June 6, 1974 · Illinois Appellate Court · No. 58771
20 Ill. App. 3d 838

The People of the State of Illinois, Plaintiff-Appellee, v. Richard Carr, Defendant-Appellant.

(No. 58771;

First District (3rd Division)

June 6, 1974.

Elliott T. Price, of Chicago, for appellant.

Bernard Carey, State’s Attorney, of Chicago (Patrick T. Driscoll, Jr., and John B. Adams, Assistant State’s Attorneys, of counsel), for the People.

Mr. JUSTICE DEMPSEY

delivered the opinion of the court:

The mezzanine section of Tumer-Fagman Clothiers, a clothing store *839located in the Sherman Hotel, Chicago, was broken into on a weekend in June 1970, and a quantity of merchandise was taken. The defendant, Richard Carr, was arrested for the crime, tried by a jury, found guilty and sentenced. The evidence proved him to be guilty beyond a reasonable doubt, but two trial errors impel the reversal of his conviction and the remandment of his case for another trial.

A fur coat with a Tumer-Fagman label was found in Carrs apartment. At this trial a motion was made to suppress this evidence. The court denied the motion without conducting a hearing to determine if the search and seizure was constitutionally permissible. The State concedes that this was error, but suggests that the case be remanded instead of reversed, with directions to vacate the judgment and to hold a hearing on the motion to suppress, and if the motion should be allowed to grant the defendant a new trial and if it is denied to enter a new judgment of conviction.

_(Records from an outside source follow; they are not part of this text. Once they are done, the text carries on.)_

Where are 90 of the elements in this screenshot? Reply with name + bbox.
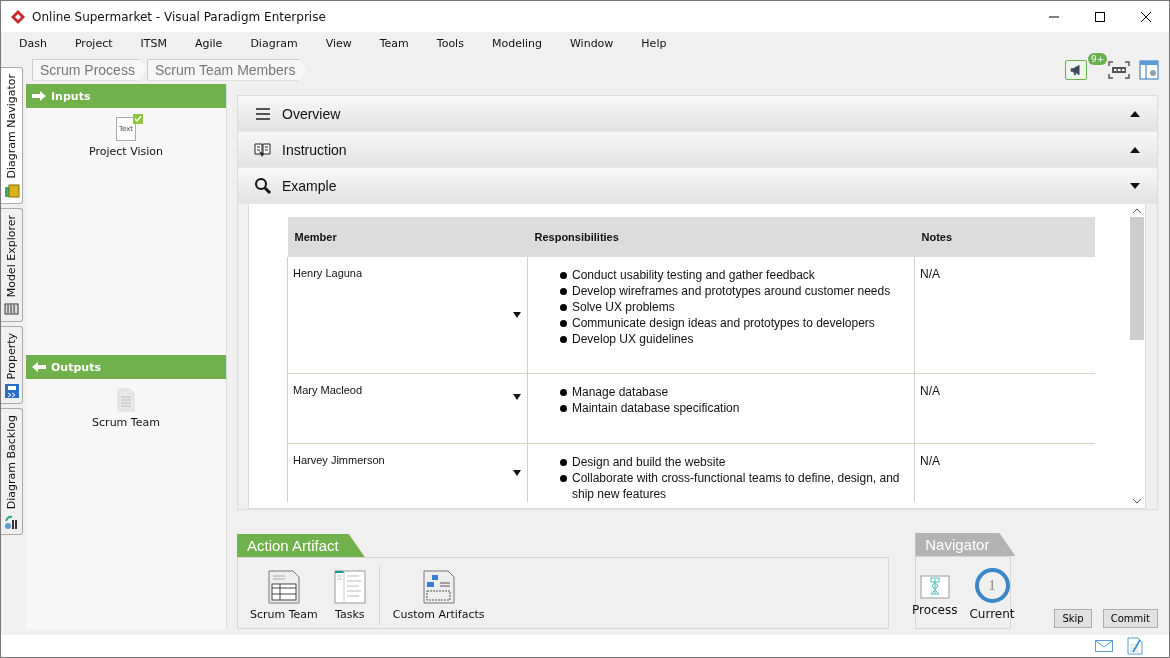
bullet-icon	[560, 304, 567, 311]
column-header: Responsibilities	[527, 217, 915, 257]
responsibility-text: Manage database	[572, 384, 669, 400]
responsibility-text: Design and build the website	[572, 454, 726, 470]
menu-item[interactable]: Tools	[436, 37, 464, 50]
side-tab[interactable]: Diagram Backlog	[1, 408, 23, 535]
outputs-title: Outputs	[51, 360, 101, 374]
responsibility-text: Conduct usability testing and gather feedback	[572, 267, 815, 283]
section-title: Example	[282, 177, 337, 194]
menu-item[interactable]: Project	[74, 37, 113, 50]
close-icon	[1141, 11, 1151, 22]
bullet-icon	[560, 288, 567, 295]
step-number-ring: 1	[974, 568, 1010, 603]
window-title: Online Supermarket - Visual Paradigm Enterprise	[32, 9, 326, 24]
responsibility-text: Maintain database specification	[572, 400, 740, 416]
bullet-icon	[560, 459, 567, 466]
book-pointer-icon	[254, 140, 272, 159]
menu-item[interactable]: Dash	[19, 37, 47, 50]
menu-item[interactable]: Diagram	[250, 37, 298, 50]
bullet-icon	[560, 405, 567, 412]
action-button[interactable]: Skip	[1054, 609, 1092, 628]
property-sheet-icon	[3, 383, 20, 400]
member-name: Henry Laguna	[293, 267, 364, 279]
menu-item[interactable]: Help	[641, 37, 667, 50]
scroll-up-icon[interactable]	[1133, 208, 1141, 213]
layout-document-icon	[422, 569, 455, 604]
side-tab[interactable]: Model Explorer	[1, 207, 23, 322]
dropdown-caret-icon[interactable]	[513, 470, 521, 476]
left-arrow-icon	[31, 361, 47, 373]
menu-item[interactable]: Agile	[195, 37, 223, 50]
menu-item[interactable]: View	[325, 37, 352, 50]
artifact-tool-button[interactable]: Custom Artifacts	[386, 569, 491, 621]
navigator-button[interactable]: Process	[905, 572, 964, 617]
task-list-icon	[333, 569, 366, 604]
side-tab[interactable]: Property	[1, 325, 23, 405]
notes-text: N/A	[920, 267, 940, 281]
search-icon	[254, 176, 272, 195]
folders-icon	[3, 300, 20, 317]
breadcrumb-item[interactable]: Scrum Team Members	[146, 58, 308, 81]
megaphone-icon	[1069, 62, 1083, 77]
responsibility-text: Develop wireframes and prototypes around customer needs	[572, 283, 891, 299]
menu-item[interactable]: Window	[569, 37, 614, 50]
section-title: Overview	[282, 105, 341, 122]
table-document-icon	[267, 569, 300, 604]
scrollbar-thumb[interactable]	[1130, 217, 1144, 340]
dropdown-caret-icon[interactable]	[513, 394, 521, 400]
breadcrumb-item[interactable]: Scrum Process	[32, 58, 147, 81]
menu-item[interactable]: Modeling	[491, 37, 542, 50]
section-header[interactable]: Overview	[238, 96, 1157, 132]
bullet-icon	[560, 320, 567, 327]
scroll-down-icon[interactable]	[1133, 499, 1141, 504]
dropdown-caret-icon[interactable]	[513, 312, 521, 318]
menu-item[interactable]: Team	[379, 37, 409, 50]
column-header: Member	[287, 217, 528, 257]
bullet-icon	[560, 336, 567, 343]
bullet-icon	[560, 389, 567, 396]
artifact-label[interactable]: Project Vision	[89, 145, 163, 158]
section-header[interactable]: Instruction	[238, 132, 1157, 168]
responsibility-text: Solve UX problems	[572, 299, 675, 315]
layout-panel-icon[interactable]	[1139, 59, 1159, 80]
artifact-tool-button[interactable]: Tasks	[327, 569, 372, 621]
section-title: Instruction	[282, 141, 347, 158]
responsibility-text: Collaborate with cross-functional teams to define, design, and ship new features	[572, 470, 901, 502]
bullet-icon	[560, 272, 567, 279]
notes-text: N/A	[920, 454, 940, 468]
section-header[interactable]: Example	[238, 168, 1157, 204]
mail-icon[interactable]	[1095, 640, 1113, 652]
app-logo-icon	[10, 8, 26, 25]
maximize-icon	[1095, 11, 1105, 22]
inputs-title: Inputs	[51, 89, 91, 103]
bullet-icon	[560, 475, 567, 482]
navigator-button[interactable]: 1 Current	[963, 568, 1021, 621]
menu-item[interactable]: ITSM	[140, 37, 167, 50]
flowchart-icon	[919, 572, 950, 599]
responsibility-text: Communicate design ideas and prototypes to developers	[572, 315, 875, 331]
announcement-button[interactable]	[1065, 59, 1087, 80]
notes-text: N/A	[920, 384, 940, 398]
artifact-label[interactable]: Scrum Team	[92, 416, 160, 429]
bar-chart-icon	[3, 513, 20, 530]
action-button[interactable]: Commit	[1102, 609, 1158, 628]
right-arrow-icon	[31, 90, 47, 102]
column-header: Notes	[914, 217, 1095, 257]
edit-document-icon[interactable]	[1127, 637, 1143, 655]
artifact-tool-button[interactable]: Scrum Team	[244, 569, 324, 621]
responsibility-text: Develop UX guidelines	[572, 331, 694, 347]
fit-screen-icon[interactable]	[1108, 60, 1130, 79]
side-tab[interactable]: Diagram Navigator	[1, 67, 23, 204]
member-name: Harvey Jimmerson	[293, 454, 386, 466]
member-name: Mary Macleod	[293, 384, 364, 396]
book-stack-icon	[3, 182, 20, 199]
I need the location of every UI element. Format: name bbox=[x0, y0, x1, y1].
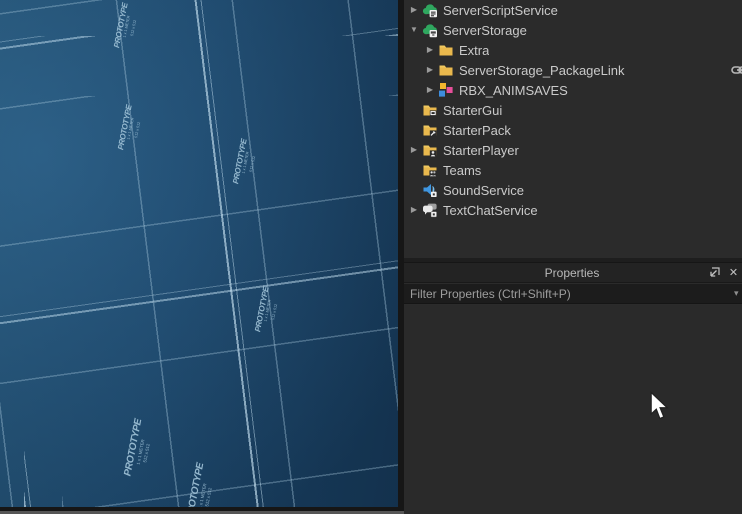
chevron-right-icon[interactable]: ▶ bbox=[406, 140, 422, 160]
server-script-service-icon bbox=[422, 2, 438, 18]
package-link-icon bbox=[731, 62, 742, 78]
prototype-stamp: PROTOTYPE 1 x 1 METER 512 x 512 bbox=[112, 2, 138, 49]
folder-icon bbox=[438, 62, 454, 78]
right-panel-column: ▶ ServerScriptService ▼ ServerStorage ▶ Ex… bbox=[404, 0, 742, 514]
explorer-panel: ▶ ServerScriptService ▼ ServerStorage ▶ Ex… bbox=[404, 0, 742, 258]
explorer-item-label: StarterPlayer bbox=[443, 142, 519, 158]
explorer-item-label: Teams bbox=[443, 162, 482, 178]
prototype-stamp: PROTOTYPE 1 x 1 METER 512 x 512 bbox=[253, 286, 279, 333]
chevron-right-icon[interactable]: ▶ bbox=[422, 40, 438, 60]
chevron-right-icon[interactable]: ▶ bbox=[422, 60, 438, 80]
filter-properties-input[interactable] bbox=[404, 286, 734, 301]
folder-icon bbox=[438, 42, 454, 58]
model-icon bbox=[438, 82, 454, 98]
properties-header: Properties ✕ bbox=[404, 263, 742, 283]
explorer-item-label: Extra bbox=[459, 42, 490, 58]
explorer-item-starterpack[interactable]: StarterPack bbox=[404, 120, 742, 140]
explorer-item-textchatservice[interactable]: ▶ TextChatService bbox=[404, 200, 742, 220]
teams-icon bbox=[422, 162, 438, 178]
viewport-frame: PROTOTYPE 1 x 1 METER 512 x 512 PROTOTYP… bbox=[0, 0, 404, 514]
filter-dropdown-caret-icon[interactable]: ▾ bbox=[734, 288, 742, 299]
explorer-item-serverstorage[interactable]: ▼ ServerStorage bbox=[404, 20, 742, 40]
chevron-right-icon[interactable]: ▶ bbox=[406, 0, 422, 20]
explorer-item-label: ServerStorage bbox=[443, 22, 527, 38]
chevron-right-icon[interactable]: ▶ bbox=[422, 80, 438, 100]
explorer-item-extra[interactable]: ▶ Extra bbox=[404, 40, 742, 60]
server-storage-icon bbox=[422, 22, 438, 38]
explorer-item-label: RBX_ANIMSAVES bbox=[459, 82, 568, 98]
explorer-item-startergui[interactable]: StarterGui bbox=[404, 100, 742, 120]
explorer-item-teams[interactable]: Teams bbox=[404, 160, 742, 180]
explorer-item-label: StarterGui bbox=[443, 102, 503, 118]
3d-viewport[interactable]: PROTOTYPE 1 x 1 METER 512 x 512 PROTOTYP… bbox=[0, 0, 398, 507]
properties-filter-row: ▾ bbox=[404, 284, 742, 304]
chevron-down-icon[interactable]: ▼ bbox=[406, 20, 422, 40]
chevron-right-icon[interactable]: ▶ bbox=[406, 200, 422, 220]
explorer-item-rbx-animsaves[interactable]: ▶ RBX_ANIMSAVES bbox=[404, 80, 742, 100]
explorer-item-starterplayer[interactable]: ▶ StarterPlayer bbox=[404, 140, 742, 160]
explorer-item-label: StarterPack bbox=[443, 122, 511, 138]
text-chat-service-icon bbox=[422, 202, 438, 218]
explorer-item-label: ServerScriptService bbox=[443, 2, 558, 18]
starter-gui-icon bbox=[422, 102, 438, 118]
sound-service-icon bbox=[422, 182, 438, 198]
explorer-item-serverstorage-packagelink[interactable]: ▶ ServerStorage_PackageLink bbox=[404, 60, 742, 80]
properties-body[interactable] bbox=[404, 305, 742, 514]
starter-player-icon bbox=[422, 142, 438, 158]
explorer-item-serverscriptservice[interactable]: ▶ ServerScriptService bbox=[404, 0, 742, 20]
starter-pack-icon bbox=[422, 122, 438, 138]
prototype-stamp: PROTOTYPE 1 x 1 METER 512 x 512 bbox=[122, 418, 152, 478]
close-panel-icon[interactable]: ✕ bbox=[725, 265, 742, 281]
prototype-stamp: PROTOTYPE 1 x 1 METER 512 x 512 bbox=[184, 462, 214, 507]
prototype-stamp: PROTOTYPE 1 x 1 METER 512 x 512 bbox=[116, 104, 142, 151]
prototype-stamp: PROTOTYPE 1 x 1 METER 512 x 512 bbox=[231, 138, 257, 185]
dock-panel-icon[interactable] bbox=[706, 265, 723, 281]
explorer-item-label: ServerStorage_PackageLink bbox=[459, 62, 625, 78]
explorer-item-soundservice[interactable]: SoundService bbox=[404, 180, 742, 200]
explorer-item-label: SoundService bbox=[443, 182, 524, 198]
properties-title: Properties bbox=[544, 265, 600, 280]
explorer-item-label: TextChatService bbox=[443, 202, 538, 218]
roblox-studio-window: PROTOTYPE 1 x 1 METER 512 x 512 PROTOTYP… bbox=[0, 0, 742, 514]
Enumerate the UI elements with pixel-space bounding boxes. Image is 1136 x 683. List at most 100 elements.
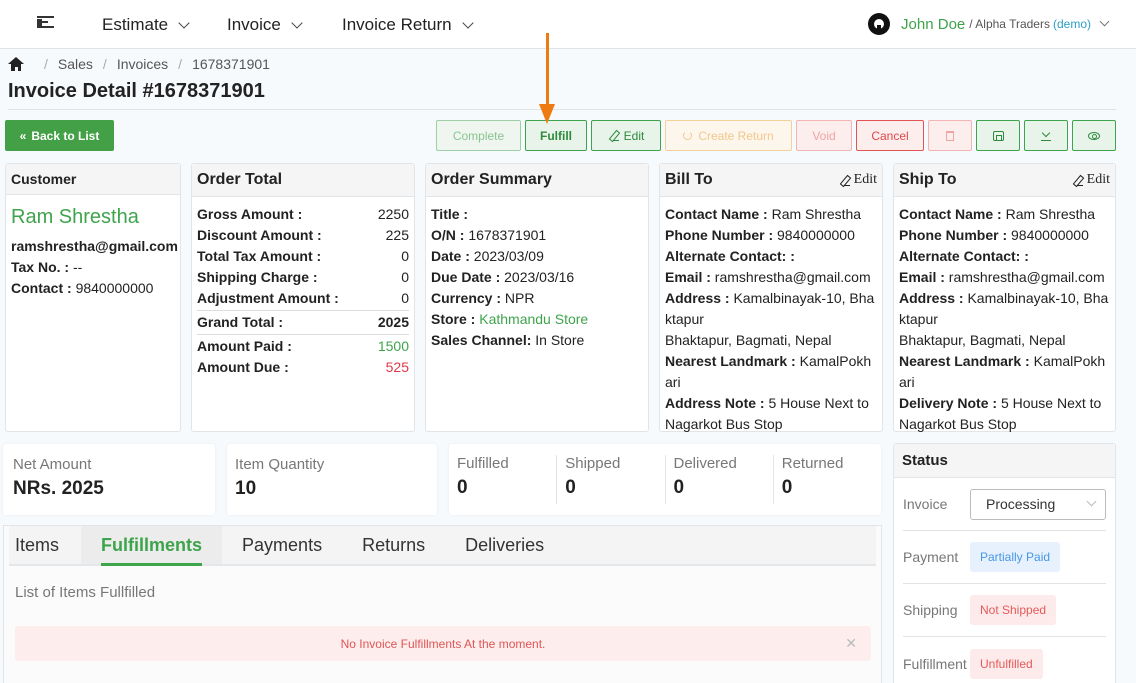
net-amount-value: NRs. 2025 <box>13 478 104 499</box>
status-header: Status <box>894 444 1115 478</box>
ship-email: Email : ramshrestha@gmail.com <box>899 269 1105 285</box>
void-button[interactable]: Void <box>796 120 852 151</box>
chevron-down-icon <box>291 16 303 29</box>
order-summary-header: Order Summary <box>426 164 648 197</box>
fulfillment-counts-stat: Fulfilled 0 Shipped 0 Delivered 0 Return… <box>449 444 881 515</box>
user-demo-tag: (demo) <box>1052 17 1091 31</box>
ship-to-card: Ship To Edit Contact Name : Ram Shrestha… <box>893 163 1116 432</box>
customer-card: Customer Ram Shrestha ramshrestha@gmail.… <box>5 163 181 432</box>
delete-button[interactable] <box>928 120 972 151</box>
bill-alternate-contact: Alternate Contact: : <box>665 248 795 264</box>
complete-button[interactable]: Complete <box>436 120 521 151</box>
adjustment-amount-row: Adjustment Amount :0 <box>197 290 409 306</box>
discount-amount-row: Discount Amount :225 <box>197 227 409 243</box>
customer-heading: Customer <box>11 171 77 187</box>
item-quantity-value: 10 <box>235 478 257 499</box>
bill-to-edit-link[interactable]: Edit <box>839 172 877 188</box>
ship-contact-name: Contact Name : Ram Shrestha <box>899 206 1096 222</box>
customer-card-header: Customer <box>6 164 180 195</box>
user-menu[interactable]: John Doe / Alpha Traders (demo) <box>868 13 1110 35</box>
create-return-button[interactable]: Create Return <box>665 120 792 151</box>
chevron-down-icon <box>1086 496 1097 507</box>
summary-date: Date : 2023/03/09 <box>431 248 544 264</box>
edit-label: Edit <box>623 128 645 143</box>
store-link[interactable]: Kathmandu Store <box>479 311 588 327</box>
download-icon <box>1041 130 1051 141</box>
amount-due-row: Amount Due :525 <box>197 359 409 375</box>
invoice-status-row: Invoice Processing <box>903 478 1106 531</box>
summary-order-number: O/N : 1678371901 <box>431 227 547 243</box>
shipping-status-badge: Not Shipped <box>970 595 1057 625</box>
preview-button[interactable] <box>1072 120 1116 151</box>
back-to-list-button[interactable]: « Back to List <box>5 120 114 151</box>
user-name: John Doe <box>901 15 966 33</box>
bill-to-heading: Bill To <box>665 171 713 188</box>
trash-icon <box>946 130 954 141</box>
nav-invoice-label: Invoice <box>227 15 281 34</box>
page-title: Invoice Detail #1678371901 <box>8 80 265 102</box>
tab-description: List of Items Fullfilled <box>15 584 156 601</box>
annotation-arrow-shaft <box>546 33 549 105</box>
nav-estimate[interactable]: Estimate <box>102 15 190 35</box>
github-icon <box>868 13 891 35</box>
breadcrumb-invoices[interactable]: Invoices <box>117 56 168 72</box>
close-icon[interactable]: ✕ <box>845 635 857 652</box>
order-total-card: Order Total Gross Amount :2250 Discount … <box>191 163 415 432</box>
summary-due-date: Due Date : 2023/03/16 <box>431 269 575 285</box>
sidebar-toggle-icon[interactable] <box>37 16 54 30</box>
summary-store: Store : Kathmandu Store <box>431 311 589 327</box>
status-card: Status Invoice Processing Payment Partia… <box>893 443 1116 683</box>
item-quantity-stat: Item Quantity 10 <box>227 444 437 515</box>
tab-items[interactable]: Items <box>9 526 81 564</box>
customer-email: ramshrestha@gmail.com <box>11 238 178 254</box>
download-button[interactable] <box>1024 120 1068 151</box>
fulfillment-status-badge: Unfulfilled <box>970 648 1043 679</box>
detail-tabs-panel: Items Fulfillments Payments Returns Deli… <box>3 525 882 683</box>
empty-alert: No Invoice Fulfillments At the moment. ✕ <box>15 626 871 661</box>
summary-sales-channel: Sales Channel: In Store <box>431 332 585 348</box>
payment-status-badge: Partially Paid <box>970 542 1061 572</box>
fulfilled-count: Fulfilled 0 <box>457 455 509 498</box>
nav-estimate-label: Estimate <box>102 15 169 34</box>
invoice-status-select[interactable]: Processing <box>970 488 1106 520</box>
customer-name[interactable]: Ram Shrestha <box>11 206 175 229</box>
breadcrumb-separator: / <box>102 56 107 72</box>
customer-contact: Contact : 9840000000 <box>11 280 154 296</box>
home-icon[interactable] <box>8 57 24 71</box>
cancel-button[interactable]: Cancel <box>856 120 924 151</box>
breadcrumb-current: 1678371901 <box>192 56 270 72</box>
breadcrumb-separator: / <box>178 56 183 72</box>
print-button[interactable] <box>976 120 1020 151</box>
ship-landmark: Nearest Landmark : KamalPokhari <box>899 353 1106 390</box>
bill-to-header: Bill To Edit <box>660 164 882 197</box>
customer-tax: Tax No. : -- <box>11 259 83 275</box>
total-tax-row: Total Tax Amount :0 <box>197 248 409 264</box>
tab-deliveries[interactable]: Deliveries <box>445 526 564 564</box>
order-total-header: Order Total <box>192 164 414 197</box>
order-summary-card: Order Summary Title : O/N : 1678371901 D… <box>425 163 649 432</box>
nav-invoice-return-label: Invoice Return <box>342 15 452 34</box>
summary-title: Title : <box>431 206 469 222</box>
fulfill-button[interactable]: Fulfill <box>525 120 587 151</box>
shipping-charge-row: Shipping Charge :0 <box>197 269 409 285</box>
chevron-down-icon <box>178 16 190 29</box>
chevron-down-icon <box>1099 16 1110 27</box>
tab-payments[interactable]: Payments <box>222 526 342 564</box>
payment-status-label: Payment <box>903 549 959 565</box>
payment-status-row: Payment Partially Paid <box>903 531 1106 584</box>
ship-to-edit-link[interactable]: Edit <box>1072 172 1110 188</box>
net-amount-label: Net Amount <box>13 456 92 473</box>
breadcrumb-sales[interactable]: Sales <box>58 56 93 72</box>
tab-fulfillments[interactable]: Fulfillments <box>81 526 223 566</box>
empty-alert-message: No Invoice Fulfillments At the moment. <box>340 636 546 651</box>
nav-invoice[interactable]: Invoice <box>227 15 303 35</box>
tab-returns[interactable]: Returns <box>342 526 445 564</box>
create-return-label: Create Return <box>698 128 774 143</box>
nav-invoice-return[interactable]: Invoice Return <box>342 15 474 35</box>
delivered-count: Delivered 0 <box>664 455 773 504</box>
edit-button[interactable]: Edit <box>591 120 661 151</box>
summary-currency: Currency : NPR <box>431 290 535 306</box>
fulfillment-status-label: Fulfillment <box>903 655 967 672</box>
eye-icon <box>1088 131 1100 140</box>
item-quantity-label: Item Quantity <box>235 456 325 473</box>
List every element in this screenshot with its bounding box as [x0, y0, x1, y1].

This is approved procedure (People v. Thomas (1967), 88 Ill.App.2d 71, 232 N.E.2d 259) and would be proper if the failure to conduct a hearing on the motion were the only trial error. However, it was not. A police officer injected into the case intimations that Carr had committed criminal offenses other than the burglary for which he was being tried. In his testimony the officer related a conversation he had with Carr after his arrest. He quoted Carr as saying that he worked with a person named Scott “who is buying all my stolen property * * The defendant’s objection was overruled and the officer continued to testify that Carr said, “Scott, who was buying this stolen property, • * * was waiting out in the back of his [Carr’s] building now to pick up the machines that were up in his apartment, the office machines.”

A defendant is entitled to have his guilt or innocence determined solely with reference to the crime with which he is charged and evidence of other offenses unrelated to the crime from which he is on trial is incompetent. (People v. Gregory (1961), 22 Ill.2d 601, 177 N.E.2d 120; People v. Brown (1972), 3 Ill.App.3d 1022, 279 N.E.2d 765.) The references to all Carr’s stolen property and to the office machines which were in Carr’s apartment (no such machines had been taken in the Tumer-Fagman burglary) implied that Carr had been involved in other burglaries or thefts. There was no legal justification for informing the jury of this damaging portion of Carr’s statement and its inclusion in the officer’s testimony was prejudicial and denied the defendant a fair trial.

The judgment is reversed and the cause is remanded for a new trial.

Reversed and remanded.

McNAMARA, P. J., and McGLOON, J., concur.